ぬいぐるみ語り

筆者所有のクマのぬいぐるみ

唐突にぬいぐるみ語りをしようと思う。
自宅にはぬいぐるみがけっこうな数ある。大半はもう半分おじいさんに片足突っ込んだような壮年男性(=自分)のものだ。減ったこともあるが、気がつくとずいぶん増えた。
冒頭に掲げた画像は自分の持っている中で一番古いものになると思われるクマのぬいぐるみ(以下クマ氏)だ。

クマ氏は25年かそれくらい前に神戸で買ったものだ。旅行で神戸に行った時に適当に路地を歩いていたときに見つけた。ショウウインドウ越しにぬいぐるみと目が合った。気がした。通常そんなことはありえないのは十分承知しているのだけど、目が合っていきなり意思疎通がはかられたのだった。

クマ氏はその時も陳列台の上にちょこんと座り、こちらをじっと見ていた。すこし困ったような、さみしそうな、そんな顔をしていたクマ氏に自分は一目惚れをしたのだと思う。
出先だしなあ、と、一旦はその場を離れたのだけど、結局元の店に引き返し買って帰ったのだった。今で言う「おむかえする」というやつだ。何かを買う行為を「おむかえする」という表現をするようになったのはわりと最近のことだと思う。

買ったからといって、特になにをするわけでもなかった。家の本棚の一角に置かれ、話しかけるでもなく、抱っこすることもなく、いきなりそこにいて当たり前の生活になった。時々目が合って「まあ、毎日しんどいよね」などとクマ氏にぼやいたりすることはあった。でもそれだけのことだった。

引っ越しも何回も付き合ってもらった。無造作に箱に入れられ、新居でまた同じように棚に置かれた。その頃から人にもらったり、UFOキャッチャーで取ったりしてぬいぐるみの数は増えてはいたが、そのほとんどは別の人のところに貰われていった(たぶん処分したものもあると思う)。クマ氏はどこに行くこともなく、うちにいた。

表面はニット地だ。お尻の辺りにはおもりがわりのビーズが入っていると思われる。座っている体勢がいちばん楽なようだった。無造作に持ち上げて、無造作に置かれるからか、ニコリとすることもなく、いつも難しい顔をしているように見えた。いま画像を見返したら「納得いってない顔をしているな」と思う。たしかに扱いは雑だし、愛されてる感はないかもしれない。
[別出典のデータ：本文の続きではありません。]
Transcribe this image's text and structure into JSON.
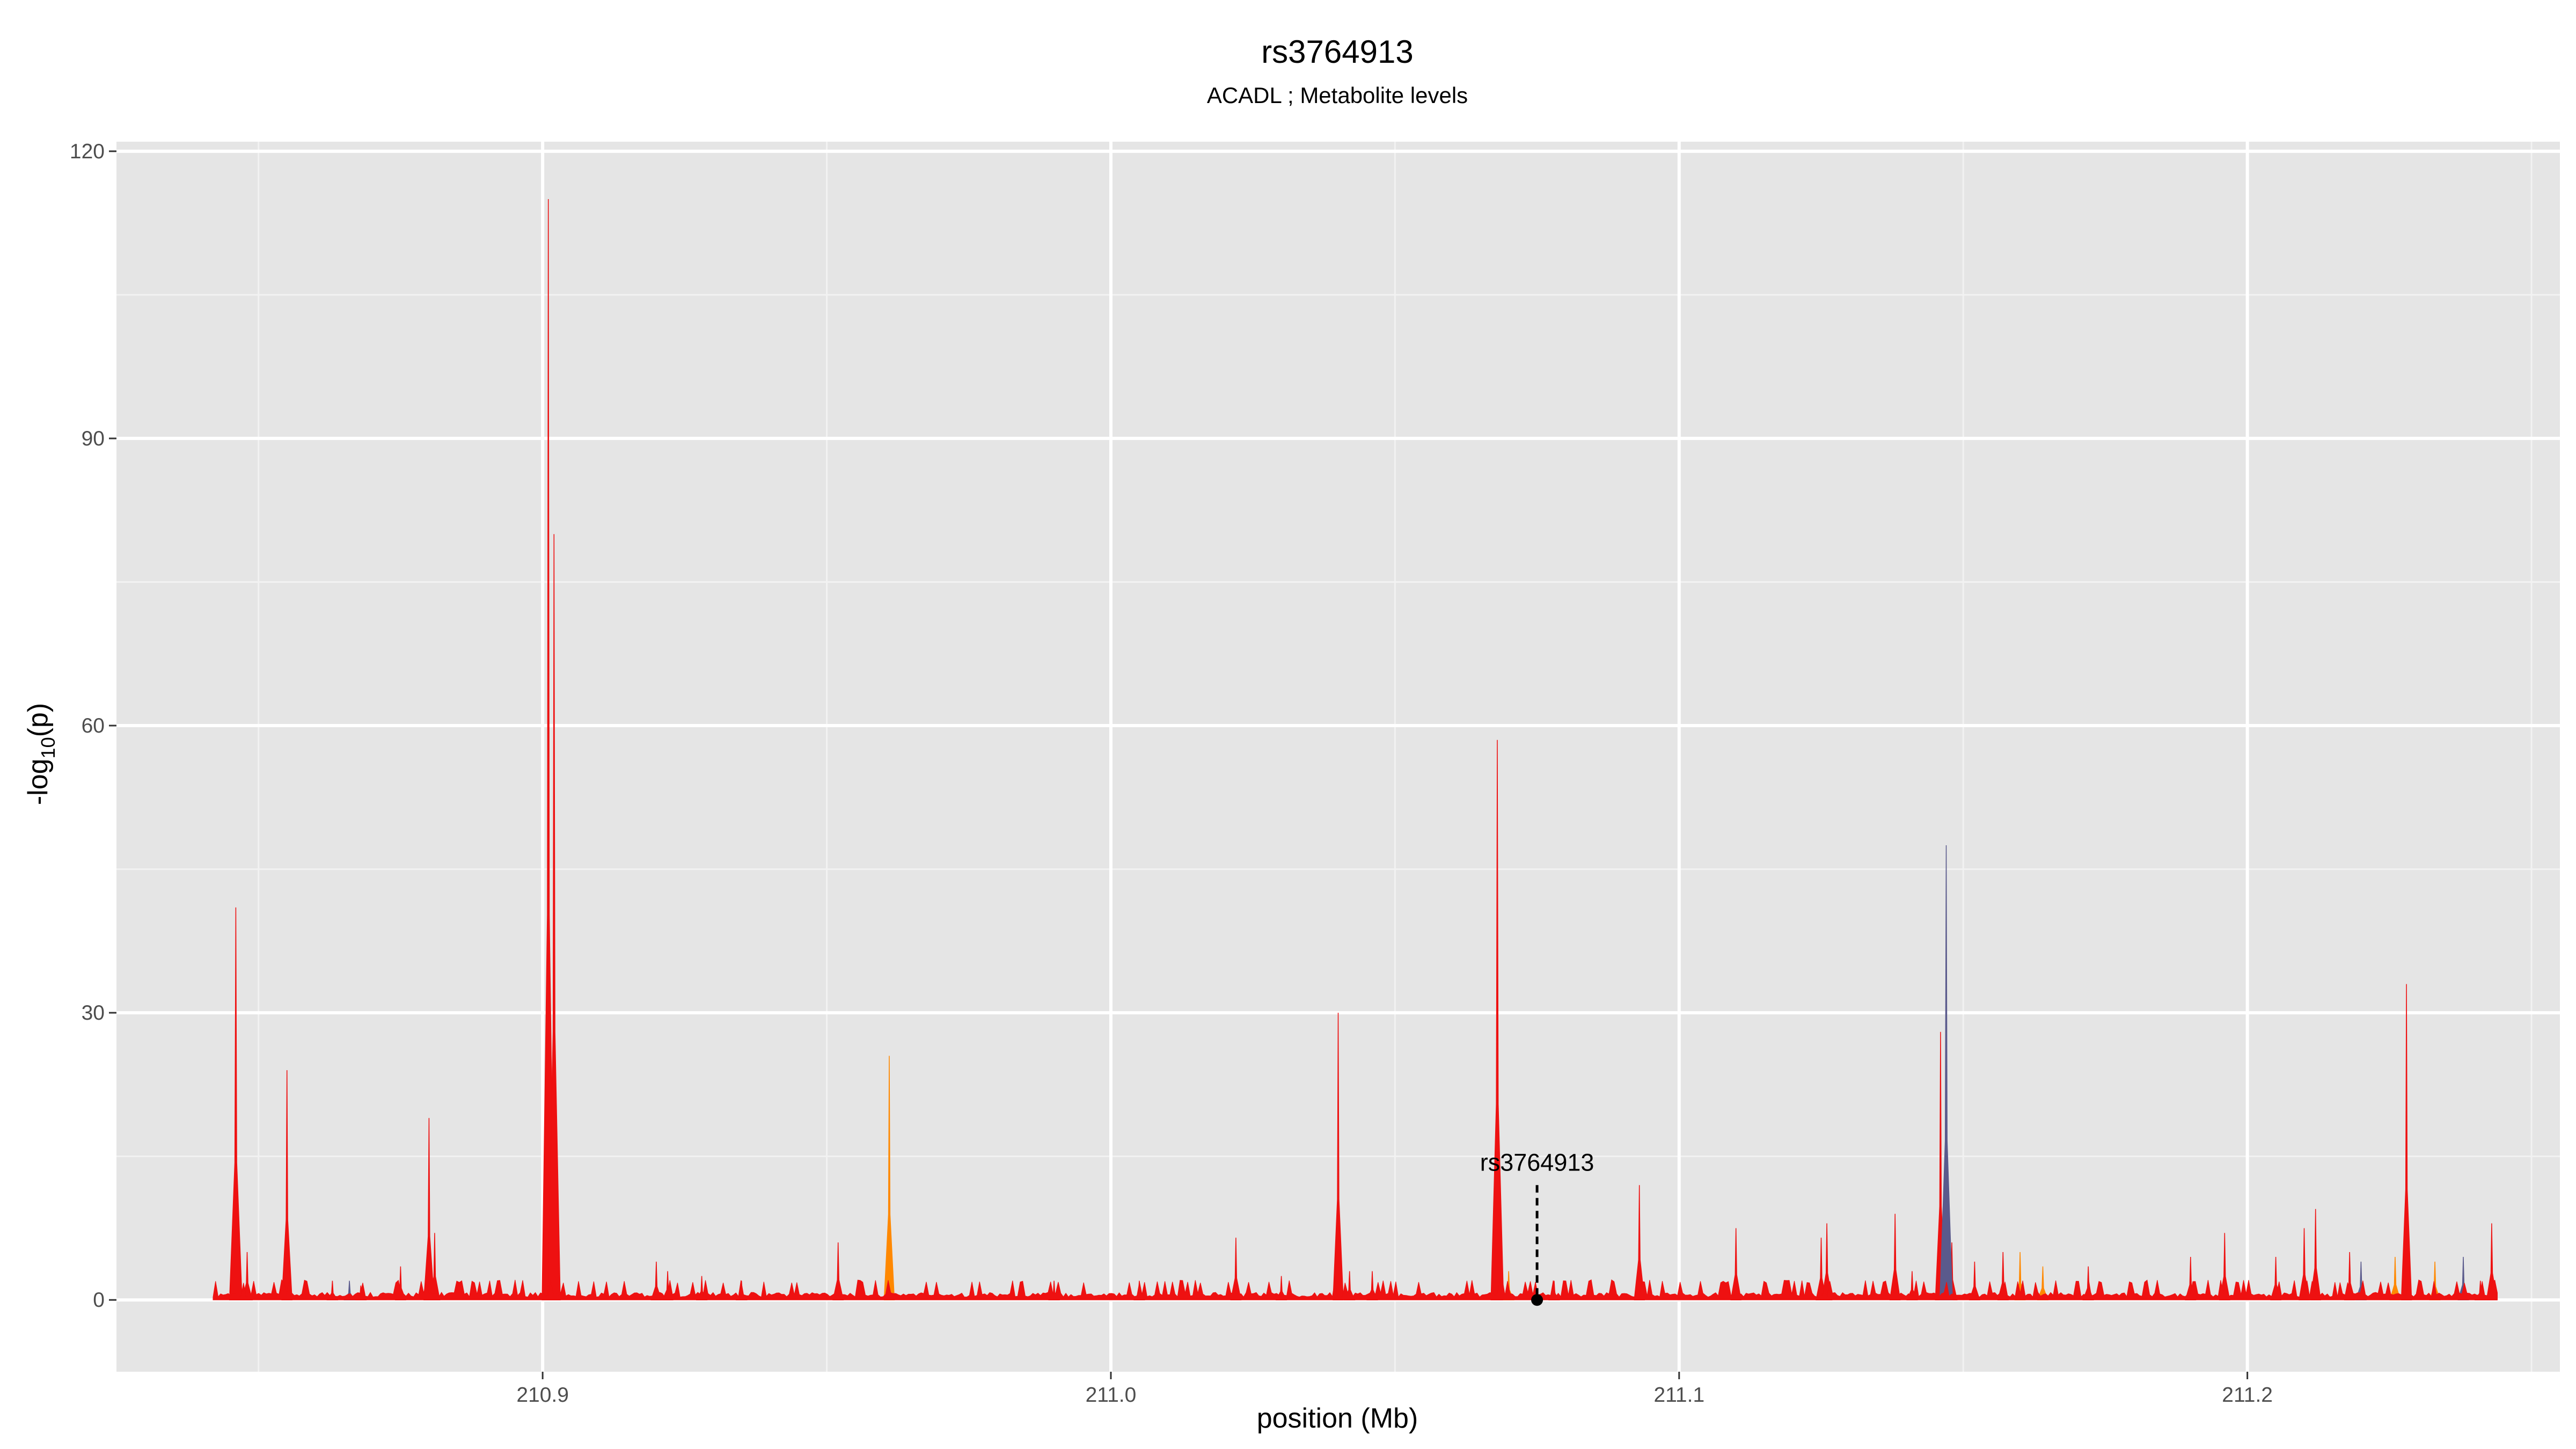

でもそこにいてくれるだけでいいのだよ。

何年か前に、知人からぬいぐるみ用のTシャツをいただいた。試しにクマ氏に着せたら思いのほかしっくり来たのでそのまま着ていてもらうことにした。服を着せると納得いってない顔は「これ着ててもいいの?」という顔に変わった。いや、そのためにもらったんだし、似合うから着てなよ。そんなやりとりがあった(のかもしれない。主に脳内で)。

二、三日前に突然そんなことを思い出して、クマ氏を持ってみた。うっすらホコリをかぶっているような気がして、それは良くないなと思ったので粘着テープで掃除をした。いつもほったらかしでごめんよ。いちおうそういってみたが、返事は(当然のように)なかった。25年以上も一緒にいるから諦めてるのかもしれない。

クマ氏に付随していくつかの出来事を思い出したり思い出さなかったりするが、それは今の自分には殆ど関係ない。その大半は今はもう縁のなくなってしまった人たちとの話だからだ。忘れてしまったほうがいいことのほうが多い。突然思い出しても、クマ氏は「まあ過ぎたことだし」と言うだろう。確かに過ぎたことだしね。

写真を撮って、しばらく傍にいてもらったあと、また普段いる棚に戻ってもらった。じゃあまた今度ね、と、まるで友達との別れ際みたいなことを言って。